Look at the plot! If I have said anything most frequently on this forum, it is to plot EVERYTHING! Then if you get bored, plot something else. Keep on plotting until you find somethign valuable. And think about EVERY plot. What does it tell you?

When I look at that figure, I see two points that apprear to be entirely inconsistent. One of them is the first data point, with Y==0. Then there is the third data point in your list, where y is 65. Again, this is entirely inconsistent with the others wher P and T are nearly the same sa at some other data points, yet Y is something completely different from the rest. Do you understand that this will blow ANY regression model out of the water?

So I would just exclude points 1 and 3. Even the second data point seems a bit strange, but leave it in for now.

Keeplist = setdiff(1:25,[1 3]);

plot(T(Keeplist),Y(Keeplist),'o')

plot(P(Keeplist),Y(Keeplist),'o')

Sadly, plotting the marginals, neither plot looks like any sort of power law behavior. And worse, T and P are highly correlated themselves. So my question becomes, why in the nae of god and little green apples do you think this data supports that model? My guess is you have no clue as to what model may be appropriate, so you decided to try a powerlaw fit.
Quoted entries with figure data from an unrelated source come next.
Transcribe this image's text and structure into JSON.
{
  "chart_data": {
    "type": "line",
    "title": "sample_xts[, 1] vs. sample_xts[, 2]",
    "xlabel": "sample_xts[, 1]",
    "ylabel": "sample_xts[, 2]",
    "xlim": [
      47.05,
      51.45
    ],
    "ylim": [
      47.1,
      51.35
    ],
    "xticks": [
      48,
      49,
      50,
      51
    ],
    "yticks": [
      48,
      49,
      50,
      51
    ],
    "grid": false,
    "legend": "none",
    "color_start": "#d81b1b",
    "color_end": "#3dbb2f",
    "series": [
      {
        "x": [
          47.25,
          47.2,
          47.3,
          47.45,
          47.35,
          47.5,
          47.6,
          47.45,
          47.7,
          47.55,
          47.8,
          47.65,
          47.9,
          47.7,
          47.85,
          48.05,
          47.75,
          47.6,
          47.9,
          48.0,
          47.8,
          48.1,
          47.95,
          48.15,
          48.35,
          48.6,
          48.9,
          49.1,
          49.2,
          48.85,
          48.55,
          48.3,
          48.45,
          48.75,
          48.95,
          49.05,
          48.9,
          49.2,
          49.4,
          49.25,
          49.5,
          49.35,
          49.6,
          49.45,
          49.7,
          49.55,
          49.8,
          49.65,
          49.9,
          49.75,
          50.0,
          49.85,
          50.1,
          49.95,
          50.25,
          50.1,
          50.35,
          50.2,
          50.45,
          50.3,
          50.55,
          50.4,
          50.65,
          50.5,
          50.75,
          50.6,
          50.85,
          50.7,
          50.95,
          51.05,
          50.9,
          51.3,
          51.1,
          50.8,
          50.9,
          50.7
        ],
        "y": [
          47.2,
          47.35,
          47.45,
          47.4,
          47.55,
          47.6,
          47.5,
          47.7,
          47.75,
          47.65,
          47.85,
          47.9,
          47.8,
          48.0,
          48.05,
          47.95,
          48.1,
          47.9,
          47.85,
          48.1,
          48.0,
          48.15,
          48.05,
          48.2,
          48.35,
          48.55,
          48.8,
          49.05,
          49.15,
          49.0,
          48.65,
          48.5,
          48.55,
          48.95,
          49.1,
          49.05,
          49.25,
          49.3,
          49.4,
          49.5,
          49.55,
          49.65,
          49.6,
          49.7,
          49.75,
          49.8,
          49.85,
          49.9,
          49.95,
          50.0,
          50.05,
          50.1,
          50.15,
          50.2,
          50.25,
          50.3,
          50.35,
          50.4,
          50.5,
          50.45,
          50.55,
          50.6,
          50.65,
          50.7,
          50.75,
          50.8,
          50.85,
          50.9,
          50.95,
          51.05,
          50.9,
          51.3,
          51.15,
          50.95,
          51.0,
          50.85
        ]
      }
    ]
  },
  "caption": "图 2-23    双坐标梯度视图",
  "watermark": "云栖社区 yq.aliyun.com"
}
Lets think about the model you chose. It was:

y = a * ( (T/298) ^m ) * ( (P/1.2) ^n )

What happens when T is zero? When P is zero? In both cases, Y must be exactly zero. So my first guess is that you created the first data point arbitrarily, hoping to force the curve through zero. That first point suspiciously has y EXACTLY at zero. But your data does NOT support anything of the sort!!!!!!!!!!

In fact, it looks like your data seems to indicate that as P and T are both small, the model should predict Y is roughly 50, maybe just a little less.
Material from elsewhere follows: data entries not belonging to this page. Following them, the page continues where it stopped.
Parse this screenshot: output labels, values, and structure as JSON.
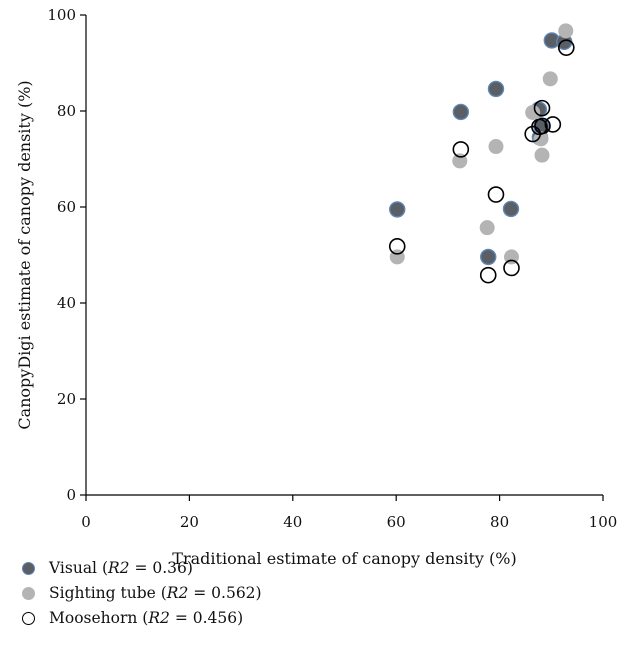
{
  "chart_data": {
    "type": "scatter",
    "title": "",
    "xlabel": "Traditional estimate of canopy density (%)",
    "ylabel": "CanopyDigi estimate of canopy density (%)",
    "xlim": [
      0,
      100
    ],
    "ylim": [
      0,
      100
    ],
    "x_ticks": [
      "0",
      "20",
      "40",
      "60",
      "80",
      "100"
    ],
    "y_ticks": [
      "0",
      "20",
      "40",
      "60",
      "80",
      "100"
    ],
    "grid": false,
    "legend_position": "bottom-left",
    "series": [
      {
        "name": "Visual (R2 = 0.36)",
        "legend": {
          "prefix": "Visual (",
          "italic": "R2",
          "suffix": " = 0.36)"
        },
        "marker": "filled-dark-blue-edge",
        "color": "#5a5f66",
        "edge_color": "#5f86b5",
        "points": [
          [
            60.2,
            59.5
          ],
          [
            72.5,
            79.8
          ],
          [
            79.3,
            84.6
          ],
          [
            77.8,
            49.6
          ],
          [
            82.2,
            59.6
          ],
          [
            87.8,
            74.5
          ],
          [
            88.1,
            76.7
          ],
          [
            87.6,
            80.3
          ],
          [
            90.1,
            94.7
          ],
          [
            92.5,
            94.4
          ]
        ]
      },
      {
        "name": "Sighting tube (R2 = 0.562)",
        "legend": {
          "prefix": "Sighting tube (",
          "italic": "R2",
          "suffix": " = 0.562)"
        },
        "marker": "filled-gray",
        "color": "#b4b4b4",
        "points": [
          [
            60.2,
            49.6
          ],
          [
            72.3,
            69.6
          ],
          [
            79.3,
            72.6
          ],
          [
            77.6,
            55.7
          ],
          [
            82.3,
            49.6
          ],
          [
            86.4,
            79.7
          ],
          [
            88.2,
            70.8
          ],
          [
            88.0,
            74.2
          ],
          [
            89.8,
            86.7
          ],
          [
            92.8,
            96.7
          ]
        ]
      },
      {
        "name": "Moosehorn (R2 = 0.456)",
        "legend": {
          "prefix": "Moosehorn (",
          "italic": "R2",
          "suffix": " = 0.456)"
        },
        "marker": "open-circle",
        "color": "#000000",
        "points": [
          [
            60.2,
            51.8
          ],
          [
            72.5,
            72.0
          ],
          [
            79.3,
            62.6
          ],
          [
            77.8,
            45.8
          ],
          [
            82.3,
            47.3
          ],
          [
            86.4,
            75.2
          ],
          [
            87.7,
            76.7
          ],
          [
            88.3,
            76.9
          ],
          [
            88.2,
            80.6
          ],
          [
            90.3,
            77.2
          ],
          [
            92.9,
            93.2
          ]
        ]
      }
    ]
  }
}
And that suggests your model might have a CHANCE in hell of being something like:

Y = c + a * ( (T/298) ^m ) * ( (P/1.2) ^n )

Here c will be roughly 50 when we estimate it. If we do that, when either P or T approaches zero, the model will have some chance of predicting the data.
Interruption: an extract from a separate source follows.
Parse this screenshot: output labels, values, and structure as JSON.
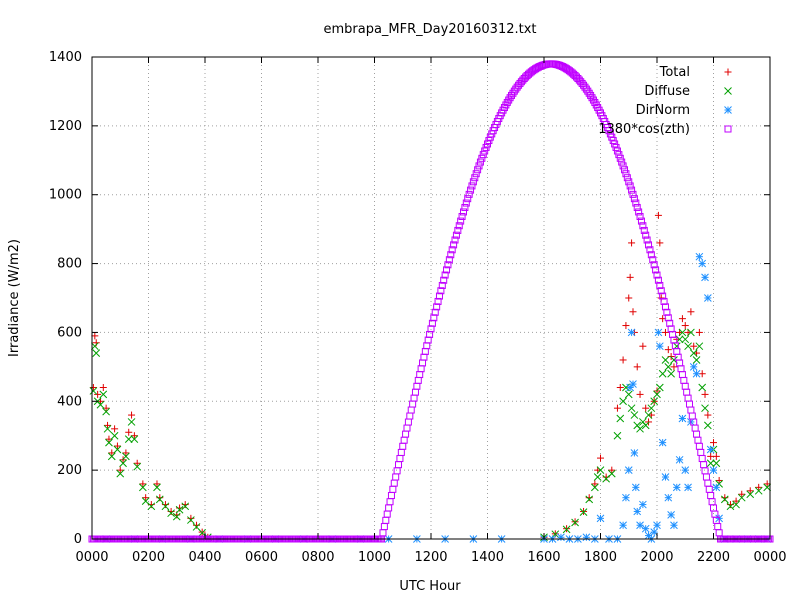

So next, what might be reasonable values for n and m? This is a serious problem, because P and T are HIGHLY correlated. And the fact is, this latter model will still not fit well at all.

Again, the marginal plots I showed are simply not anything that looks remotely like any power law. You have a relationship that is virtually CONSTANT for a long way but at a specific point, it seems to drop off almost linearly. And this is completely inconsistent with any powerlaw behavior!

It is my STRONG recommendation that you reconsider what model you want to use here. The model should be based on reality, on physical principles if possible. Lacking that, you need to consider what you want to do with this model. Why are you trying to fit it? What will you do with that model?